You can adjust the brightness down so the $70 rechargeable lantern lasts 50 hours, or use it as a flashing warning beacon. It also works as a USB smartphone charger in a pinch.

The Arka is IPX-5 rated for short drops and water-resistant use (splashes, not dunks). In my tests, it took about 8 hours to charge from a zero state. One minor gripe: It's a bit light and easy to tip over.

Raindrip WeatherSmart Pro sprinkler timer
Credit: Raindrip
Raindrip WeatherSmart Pro sprinkler timer

Sprinkler timers are convenient, but they don't seem so smart when they water your lawn through summer rainshowers. The $110 Raindrip WeatherSmart Pro, on the other hand, turns your sprinklers on only as needed, automatically.

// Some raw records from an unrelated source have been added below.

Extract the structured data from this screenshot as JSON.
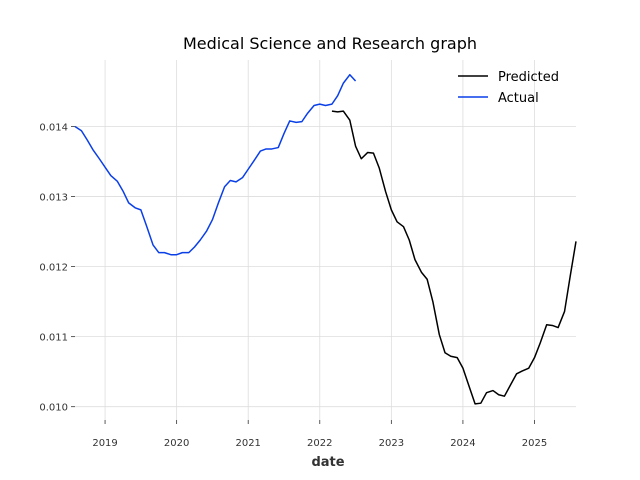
{
  "chart_data": {
    "type": "line",
    "title": "Medical Science and Research graph",
    "xlabel": "date",
    "ylabel": "",
    "xlim": [
      2018.58,
      2025.58
    ],
    "ylim": [
      0.00981,
      0.01495
    ],
    "x_ticks": [
      2019,
      2020,
      2021,
      2022,
      2023,
      2024,
      2025
    ],
    "x_tick_labels": [
      "2019",
      "2020",
      "2021",
      "2022",
      "2023",
      "2024",
      "2025"
    ],
    "y_ticks": [
      0.01,
      0.011,
      0.012,
      0.013,
      0.014
    ],
    "y_tick_labels": [
      "0.010",
      "0.011",
      "0.012",
      "0.013",
      "0.014"
    ],
    "grid": true,
    "legend_position": "top-right",
    "series": [
      {
        "name": "Predicted",
        "color": "#000000",
        "points": [
          [
            2022.17,
            0.01422
          ],
          [
            2022.25,
            0.01421
          ],
          [
            2022.33,
            0.01422
          ],
          [
            2022.42,
            0.01409
          ],
          [
            2022.5,
            0.01372
          ],
          [
            2022.58,
            0.01354
          ],
          [
            2022.67,
            0.01363
          ],
          [
            2022.75,
            0.01362
          ],
          [
            2022.83,
            0.01341
          ],
          [
            2022.92,
            0.01307
          ],
          [
            2023.0,
            0.01281
          ],
          [
            2023.08,
            0.01264
          ],
          [
            2023.17,
            0.01257
          ],
          [
            2023.25,
            0.01238
          ],
          [
            2023.33,
            0.0121
          ],
          [
            2023.42,
            0.01192
          ],
          [
            2023.5,
            0.01182
          ],
          [
            2023.58,
            0.0115
          ],
          [
            2023.67,
            0.01103
          ],
          [
            2023.75,
            0.01077
          ],
          [
            2023.83,
            0.01072
          ],
          [
            2023.92,
            0.0107
          ],
          [
            2024.0,
            0.01055
          ],
          [
            2024.08,
            0.01031
          ],
          [
            2024.17,
            0.01004
          ],
          [
            2024.25,
            0.01005
          ],
          [
            2024.33,
            0.0102
          ],
          [
            2024.42,
            0.01023
          ],
          [
            2024.5,
            0.01017
          ],
          [
            2024.58,
            0.01015
          ],
          [
            2024.67,
            0.01032
          ],
          [
            2024.75,
            0.01047
          ],
          [
            2024.83,
            0.01051
          ],
          [
            2024.92,
            0.01055
          ],
          [
            2025.0,
            0.0107
          ],
          [
            2025.08,
            0.01091
          ],
          [
            2025.17,
            0.01117
          ],
          [
            2025.25,
            0.01116
          ],
          [
            2025.33,
            0.01113
          ],
          [
            2025.42,
            0.01136
          ],
          [
            2025.5,
            0.01187
          ],
          [
            2025.58,
            0.01236
          ]
        ]
      },
      {
        "name": "Actual",
        "color": "#0a3fe8",
        "points": [
          [
            2018.58,
            0.014
          ],
          [
            2018.67,
            0.01394
          ],
          [
            2018.75,
            0.01381
          ],
          [
            2018.83,
            0.01367
          ],
          [
            2018.92,
            0.01354
          ],
          [
            2019.0,
            0.01342
          ],
          [
            2019.08,
            0.0133
          ],
          [
            2019.17,
            0.01322
          ],
          [
            2019.25,
            0.01308
          ],
          [
            2019.33,
            0.01291
          ],
          [
            2019.42,
            0.01284
          ],
          [
            2019.5,
            0.01281
          ],
          [
            2019.58,
            0.01258
          ],
          [
            2019.67,
            0.01231
          ],
          [
            2019.75,
            0.0122
          ],
          [
            2019.83,
            0.0122
          ],
          [
            2019.92,
            0.01217
          ],
          [
            2020.0,
            0.01217
          ],
          [
            2020.08,
            0.0122
          ],
          [
            2020.17,
            0.0122
          ],
          [
            2020.25,
            0.01228
          ],
          [
            2020.33,
            0.01238
          ],
          [
            2020.42,
            0.01251
          ],
          [
            2020.5,
            0.01267
          ],
          [
            2020.58,
            0.0129
          ],
          [
            2020.67,
            0.01314
          ],
          [
            2020.75,
            0.01323
          ],
          [
            2020.83,
            0.01321
          ],
          [
            2020.92,
            0.01327
          ],
          [
            2021.0,
            0.01339
          ],
          [
            2021.08,
            0.01351
          ],
          [
            2021.17,
            0.01365
          ],
          [
            2021.25,
            0.01368
          ],
          [
            2021.33,
            0.01368
          ],
          [
            2021.42,
            0.0137
          ],
          [
            2021.5,
            0.0139
          ],
          [
            2021.58,
            0.01408
          ],
          [
            2021.67,
            0.01406
          ],
          [
            2021.75,
            0.01407
          ],
          [
            2021.83,
            0.01419
          ],
          [
            2021.92,
            0.0143
          ],
          [
            2022.0,
            0.01432
          ],
          [
            2022.08,
            0.0143
          ],
          [
            2022.17,
            0.01432
          ],
          [
            2022.25,
            0.01444
          ],
          [
            2022.33,
            0.01462
          ],
          [
            2022.42,
            0.01474
          ],
          [
            2022.5,
            0.01465
          ]
        ]
      }
    ]
  }
}
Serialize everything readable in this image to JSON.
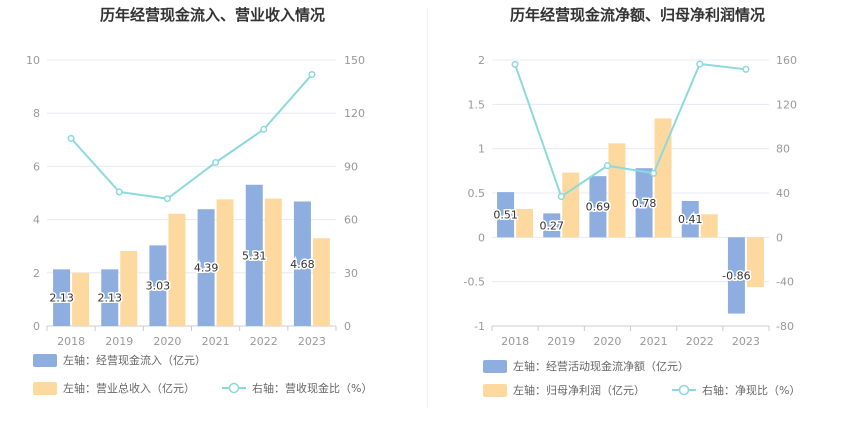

The device works with most in-ground sprinklers that use 24VAC on/off solenoids. It's pre-programmed with average rainfalls in your ZIP code, which helps it gauge how often to trigger the sprinklers.

But the key ingredient is a wireless sensor that measures rainfall and temperature. Made from durable, UV-resistant plastic, the sensor feeds real-time weather data to the WeatherSmart Pro timer, which adjusts the sprinkler activity accordingly. An auto-shutdown feature turns the sprinklers off as soon as it starts raining.